Over time, the legal market matured and the business landscape changed. The pattern has repeated itself in every legal state; normalization occurs as the novelty of legal cannabis wears off. Margins begin to drop as competition heats up and the market becomes saturated. Sales may not necessarily flatten, but the upward trajectory loses the steep incline it once had. Market leaders begin to emerge, while others stall, are acquired or go out of business. Three years ago, the signs of these market shifts were unavoidable, and we made the decision to change tactics to ensure Lightshade’s continued growth and success.

Research shows us that the traditional cannabis consumer demographic (largely those that had been cannabis consumers before legalization) are motivated primarily by price. Brand loyalty is less important, and they simply go to whichever dispensary has the lowest price or biggest discount. If we continued on our original path, it would be a race to the bottom. To remove ourselves from this battle, we decided the best path forward would be to shift our marketing strategy by expanding our targeting to include two of the fastest growing demographics: women ages 35 to 55 and senior citizens. They were both willing to pay more for products under the right circumstances and were much more interested in brand loyalty than our traditional demographics.

But how were we going to do it?

We started by revamping our branding and much of our marketing messaging to bring a new focus on cannabis education.
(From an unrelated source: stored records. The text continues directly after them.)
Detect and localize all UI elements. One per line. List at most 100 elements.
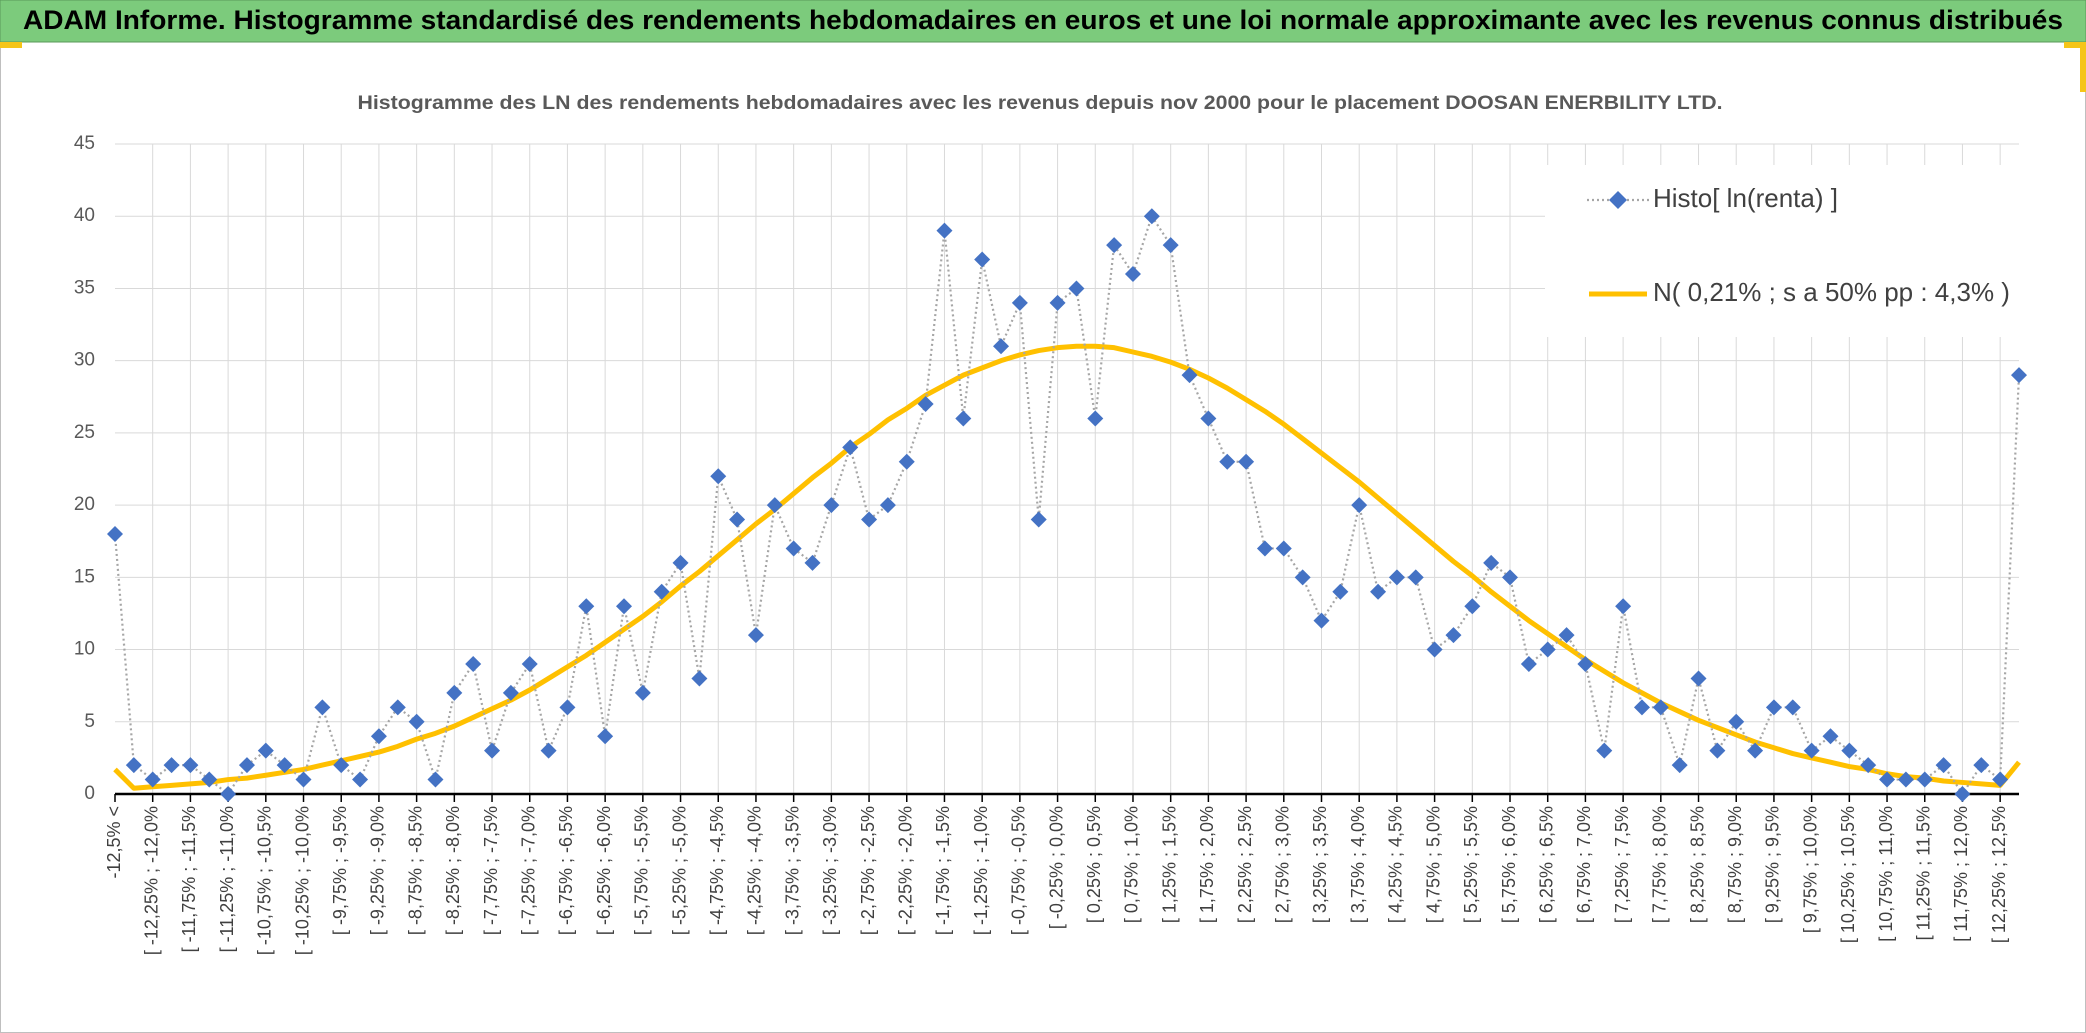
marker bbox=[615, 598, 632, 615]
marker bbox=[804, 554, 821, 571]
y-tick-label: 10 bbox=[74, 639, 95, 660]
marker bbox=[1558, 627, 1575, 644]
x-tick-label: [ 1,75% ; 2,0% bbox=[1197, 806, 1217, 923]
marker bbox=[446, 684, 463, 701]
marker bbox=[1407, 569, 1424, 586]
marker bbox=[1671, 757, 1688, 774]
x-tick-label: [ -6,75% ; -6,5% bbox=[556, 806, 576, 935]
x-tick-label: [ -3,75% ; -3,5% bbox=[782, 806, 802, 935]
marker bbox=[1577, 656, 1594, 672]
marker bbox=[1765, 699, 1782, 716]
x-tick-label: [ 5,25% ; 5,5% bbox=[1461, 806, 1481, 923]
marker bbox=[1520, 656, 1537, 672]
marker bbox=[389, 699, 406, 716]
marker bbox=[201, 771, 218, 788]
marker bbox=[917, 396, 934, 412]
marker bbox=[314, 699, 331, 716]
marker bbox=[1313, 612, 1330, 629]
marker bbox=[1803, 742, 1820, 759]
y-tick-label: 40 bbox=[74, 205, 95, 226]
chart-title: Histogramme des LN des rendements hebdom… bbox=[358, 93, 1723, 114]
marker bbox=[936, 222, 953, 239]
y-tick-label: 25 bbox=[74, 422, 95, 443]
corner bbox=[2080, 42, 2086, 92]
marker bbox=[898, 453, 915, 470]
marker bbox=[1879, 771, 1896, 788]
marker bbox=[1219, 453, 1236, 470]
marker bbox=[729, 511, 746, 528]
legend: Histo[ ln(renta) ] N( 0,21% ; s a 50% pp … bbox=[1545, 165, 2025, 337]
marker bbox=[1690, 670, 1707, 687]
marker bbox=[1332, 583, 1349, 600]
y-tick-label: 45 bbox=[74, 133, 95, 154]
marker bbox=[710, 468, 727, 485]
x-tick-label: [ 3,75% ; 4,0% bbox=[1348, 806, 1368, 923]
marker bbox=[823, 497, 840, 514]
marker bbox=[1143, 208, 1160, 225]
marker bbox=[634, 684, 651, 701]
x-tick-label: [ -10,25% ; -10,0% bbox=[292, 806, 312, 955]
marker bbox=[766, 497, 783, 514]
marker bbox=[333, 757, 350, 774]
x-tick-label: [ 5,75% ; 6,0% bbox=[1499, 806, 1519, 923]
marker bbox=[1294, 569, 1311, 586]
y-tick-label: 35 bbox=[74, 277, 95, 298]
marker bbox=[1822, 728, 1839, 745]
marker bbox=[559, 699, 576, 716]
marker bbox=[484, 742, 501, 759]
x-tick-label: [ 4,25% ; 4,5% bbox=[1386, 806, 1406, 923]
marker bbox=[1068, 280, 1085, 297]
marker bbox=[879, 497, 896, 514]
marker bbox=[578, 598, 595, 615]
marker bbox=[144, 771, 161, 788]
marker bbox=[653, 583, 670, 600]
x-tick-label: [ -8,75% ; -8,5% bbox=[405, 806, 425, 935]
marker bbox=[1445, 627, 1462, 644]
marker bbox=[502, 684, 519, 701]
marker bbox=[672, 554, 689, 571]
marker bbox=[1049, 294, 1066, 311]
marker bbox=[1275, 540, 1292, 557]
x-tick-label: [ 8,75% ; 9,0% bbox=[1725, 806, 1745, 923]
marker bbox=[1181, 367, 1198, 384]
x-tick-label: [ -10,75% ; -10,5% bbox=[255, 806, 275, 955]
marker bbox=[1370, 583, 1387, 600]
marker bbox=[370, 728, 387, 745]
x-tick-label: [ 11,75% ; 12,0% bbox=[1951, 806, 1971, 942]
x-tick-label: [ -5,25% ; -5,0% bbox=[669, 806, 689, 935]
marker bbox=[1992, 771, 2009, 788]
marker bbox=[125, 757, 142, 774]
x-tick-label: [ 9,25% ; 9,5% bbox=[1763, 806, 1783, 923]
x-tick-label: [ 12,25% ; 12,5% bbox=[1989, 806, 2009, 943]
marker bbox=[1087, 410, 1104, 427]
x-tick-label: [ 0,25% ; 0,5% bbox=[1084, 806, 1104, 923]
marker bbox=[1464, 598, 1481, 615]
marker bbox=[257, 742, 274, 759]
marker bbox=[1784, 699, 1801, 716]
marker bbox=[1539, 641, 1556, 658]
marker bbox=[1860, 757, 1877, 774]
grid: 0 5 10 15 20 25 30 35 40 45 -12,5% < [ -12,25% ; -1… bbox=[74, 133, 2019, 955]
x-tick-label: [ -5,75% ; -5,5% bbox=[632, 806, 652, 935]
marker bbox=[1256, 540, 1273, 557]
marker bbox=[465, 656, 482, 672]
x-tick-label: [ 7,25% ; 7,5% bbox=[1612, 806, 1632, 923]
marker bbox=[1124, 266, 1141, 282]
x-tick-label: [ -11,75% ; -11,5% bbox=[179, 806, 199, 952]
y-tick-label: 15 bbox=[74, 566, 95, 587]
marker bbox=[408, 713, 425, 730]
marker bbox=[1162, 237, 1179, 254]
corner bbox=[2064, 42, 2086, 48]
marker bbox=[1709, 742, 1726, 759]
series-line bbox=[113, 213, 2021, 797]
series-line bbox=[113, 343, 2021, 791]
x-tick-label: -12,5% < bbox=[104, 806, 124, 879]
marker bbox=[276, 757, 293, 774]
x-tick-label: [ 10,75% ; 11,0% bbox=[1876, 806, 1896, 942]
x-tick-label: [ -7,75% ; -7,5% bbox=[481, 806, 501, 935]
marker bbox=[1973, 757, 1990, 774]
marker bbox=[1916, 771, 1933, 788]
y-tick-label: 5 bbox=[84, 711, 95, 732]
legend-box bbox=[1545, 165, 2025, 337]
Educating the consumer has always been important to us, but it was essential with these emerging demographics. We also launched our Corporate Social Responsibility program to connect on a deeper level with our community and give back.
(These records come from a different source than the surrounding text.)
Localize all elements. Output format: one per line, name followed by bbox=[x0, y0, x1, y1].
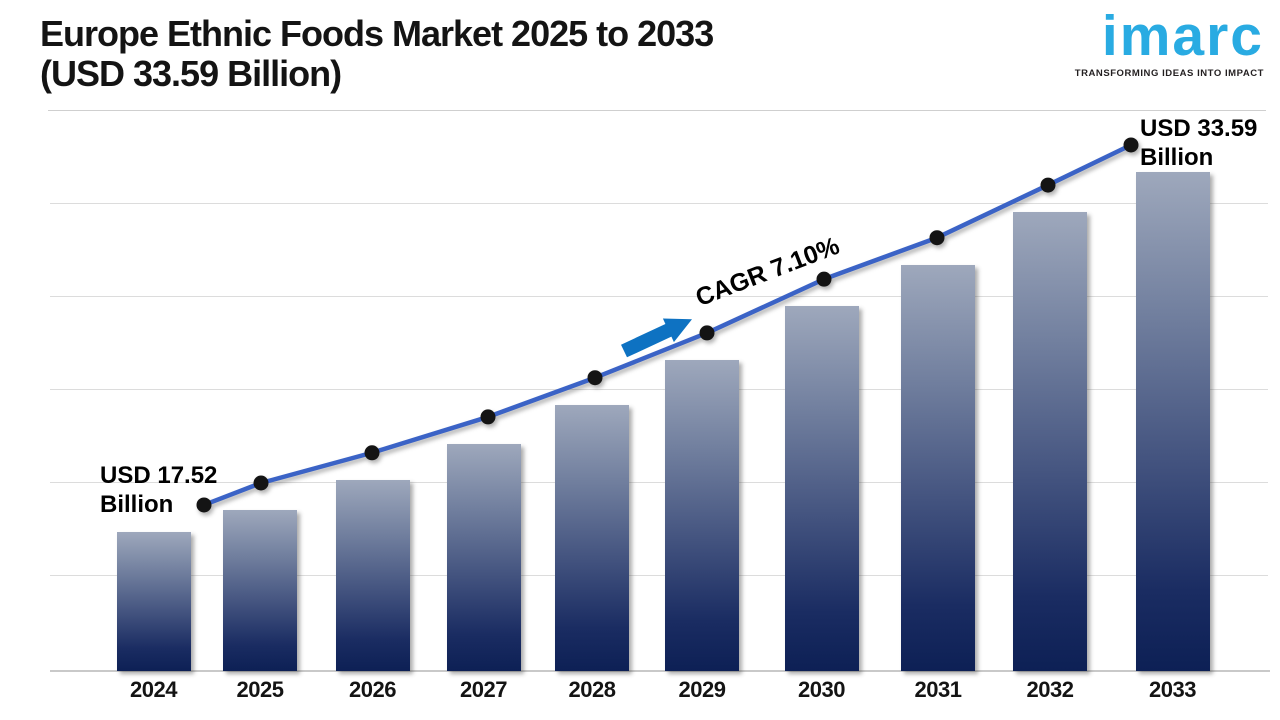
x-tick-2027: 2027 bbox=[460, 677, 507, 702]
bar-2031 bbox=[901, 264, 975, 671]
end-value-line2: Billion bbox=[1140, 144, 1214, 171]
x-tick-2028: 2028 bbox=[568, 677, 616, 702]
imarc-logo-wordmark: imarc bbox=[1101, 4, 1264, 68]
data-marker-2031 bbox=[929, 230, 945, 246]
x-tick-2030: 2030 bbox=[798, 677, 845, 702]
data-marker-2030 bbox=[816, 271, 832, 287]
data-marker-2025 bbox=[253, 475, 269, 491]
data-marker-2026 bbox=[364, 445, 380, 461]
chart-title: Europe Ethnic Foods Market 2025 to 2033 … bbox=[40, 13, 714, 94]
bar-2032 bbox=[1013, 212, 1087, 671]
end-value-label: USD 33.59 Billion bbox=[1140, 114, 1257, 172]
end-value-line1: USD 33.59 bbox=[1140, 115, 1258, 142]
bar-2026 bbox=[335, 479, 410, 671]
data-marker-2032 bbox=[1040, 177, 1056, 193]
x-tick-2026: 2026 bbox=[349, 677, 396, 702]
start-value-label: USD 17.52 Billion bbox=[100, 461, 217, 519]
x-tick-2029: 2029 bbox=[678, 677, 726, 702]
bar-2030 bbox=[784, 306, 859, 671]
bar-2033 bbox=[1135, 171, 1210, 671]
data-marker-2027 bbox=[480, 409, 496, 425]
data-marker-2028 bbox=[587, 370, 603, 386]
x-axis-line bbox=[50, 670, 1270, 672]
gridline bbox=[50, 575, 1268, 576]
bar-2027 bbox=[446, 443, 521, 671]
bar-2025 bbox=[223, 510, 297, 671]
start-value-line1: USD 17.52 bbox=[100, 462, 218, 489]
data-marker-2033 bbox=[1123, 137, 1139, 153]
bar-2028 bbox=[555, 404, 629, 671]
x-tick-2025: 2025 bbox=[236, 677, 284, 702]
header-divider bbox=[48, 110, 1266, 111]
bar-2029 bbox=[665, 359, 739, 671]
chart-title-line2: (USD 33.59 Billion) bbox=[40, 53, 342, 94]
imarc-logo-tagline: TRANSFORMING IDEAS INTO IMPACT bbox=[1074, 68, 1264, 79]
x-tick-2024: 2024 bbox=[130, 677, 177, 702]
imarc-logo: imarc TRANSFORMING IDEAS INTO IMPACT bbox=[1049, 4, 1264, 79]
data-marker-2029 bbox=[699, 325, 715, 341]
start-value-line2: Billion bbox=[100, 491, 174, 518]
cagr-label: CAGR 7.10% bbox=[691, 231, 844, 313]
x-tick-2031: 2031 bbox=[914, 677, 962, 702]
chart-title-line1: Europe Ethnic Foods Market 2025 to 2033 bbox=[40, 13, 714, 54]
gridline bbox=[50, 203, 1268, 204]
x-tick-2032: 2032 bbox=[1026, 677, 1074, 702]
bar-2024 bbox=[116, 531, 191, 671]
trend-arrow-icon bbox=[621, 318, 692, 358]
x-tick-2033: 2033 bbox=[1149, 677, 1196, 702]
We improved our customer experience by establishing additional training and product education programs for budtenders. We renovated our stores to be brighter, more comfortable and more inviting.
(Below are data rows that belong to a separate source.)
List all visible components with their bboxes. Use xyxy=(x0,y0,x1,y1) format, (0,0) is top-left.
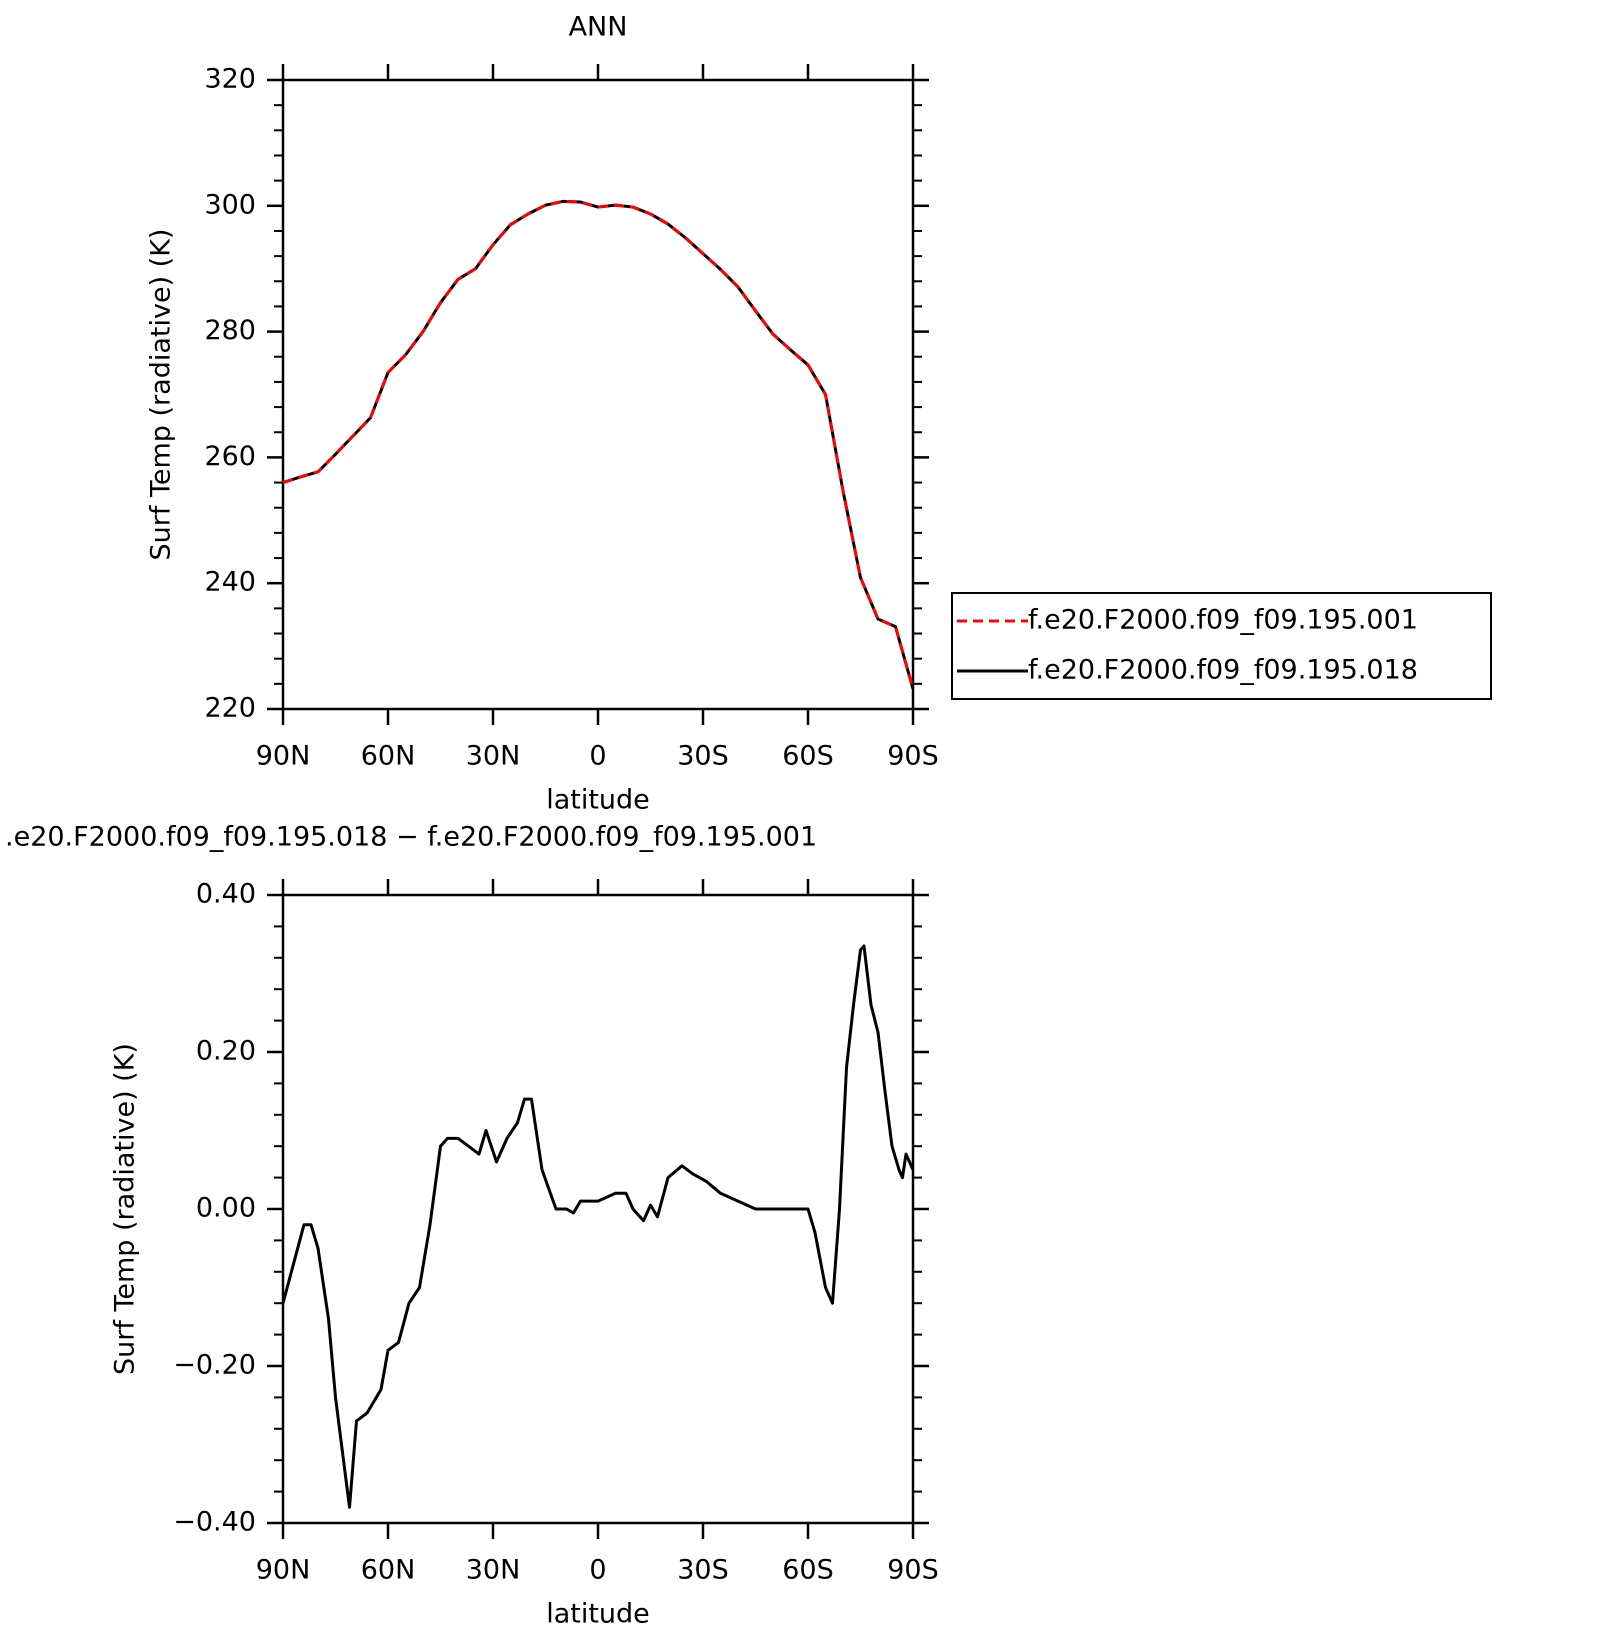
x-tick-label: 30S xyxy=(677,741,729,772)
x-tick-label: 90N xyxy=(256,1555,311,1586)
x-axis-label: latitude xyxy=(546,785,650,816)
x-axis-label: latitude xyxy=(546,1599,650,1630)
series-line xyxy=(282,199,915,690)
series-line xyxy=(281,944,915,1509)
x-tick-label: 90S xyxy=(887,741,939,772)
y-axis-label: Surf Temp (radiative) (K) xyxy=(110,1043,141,1375)
x-tick-label: 60S xyxy=(782,1555,834,1586)
y-tick-label: 320 xyxy=(204,64,256,95)
x-tick-label: 30N xyxy=(466,741,521,772)
x-tick-label: 60S xyxy=(782,741,834,772)
x-tick-label: 60N xyxy=(361,1555,416,1586)
chart-title: .e20.F2000.f09_f09.195.018 − f.e20.F2000… xyxy=(5,822,817,853)
plot-frame xyxy=(281,893,915,1525)
x-tick-label: 30S xyxy=(677,1555,729,1586)
legend-box xyxy=(951,592,1492,700)
y-tick-label: 220 xyxy=(204,693,256,724)
y-tick-label: 0.40 xyxy=(196,879,256,910)
x-tick-label: 90N xyxy=(256,741,311,772)
y-tick-label: −0.40 xyxy=(173,1507,256,1538)
y-tick-label: 0.20 xyxy=(196,1036,256,1067)
y-tick-label: 0.00 xyxy=(196,1193,256,1224)
y-tick-label: 280 xyxy=(204,315,256,346)
legend-label: f.e20.F2000.f09_f09.195.018 xyxy=(1028,655,1418,686)
x-tick-label: 60N xyxy=(361,741,416,772)
y-tick-label: 300 xyxy=(204,189,256,220)
y-tick-label: 260 xyxy=(204,441,256,472)
y-tick-label: 240 xyxy=(204,567,256,598)
y-tick-label: −0.20 xyxy=(173,1350,256,1381)
x-tick-label: 90S xyxy=(887,1555,939,1586)
x-tick-label: 0 xyxy=(589,1555,606,1586)
x-tick-label: 0 xyxy=(589,741,606,772)
chart-title: ANN xyxy=(569,12,628,43)
plot-frame xyxy=(281,78,915,711)
y-axis-label: Surf Temp (radiative) (K) xyxy=(146,229,177,561)
legend-label: f.e20.F2000.f09_f09.195.001 xyxy=(1028,605,1418,636)
x-tick-label: 30N xyxy=(466,1555,521,1586)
We shifted some of our advertising budget from cannabis-specific publications to those that aligned with healthy and active lifestyles. Much of our advertising was tailored to these potential new customers, and we put that messaging in the places where they were most likely to see and engage with it. But we didn’t want this strategy to alienate our existing customer base, so we have worked closely with our vendors to continue to offer some of the highest quality products for the best prices.

There is a common thread that emerged among all the market leaders in Colorado: They have invested heavily in high-quality marketing.

Whether you’re at the launch stage of your business or already operating in a mature market, it’s never too late to develop or refresh a marketing plan.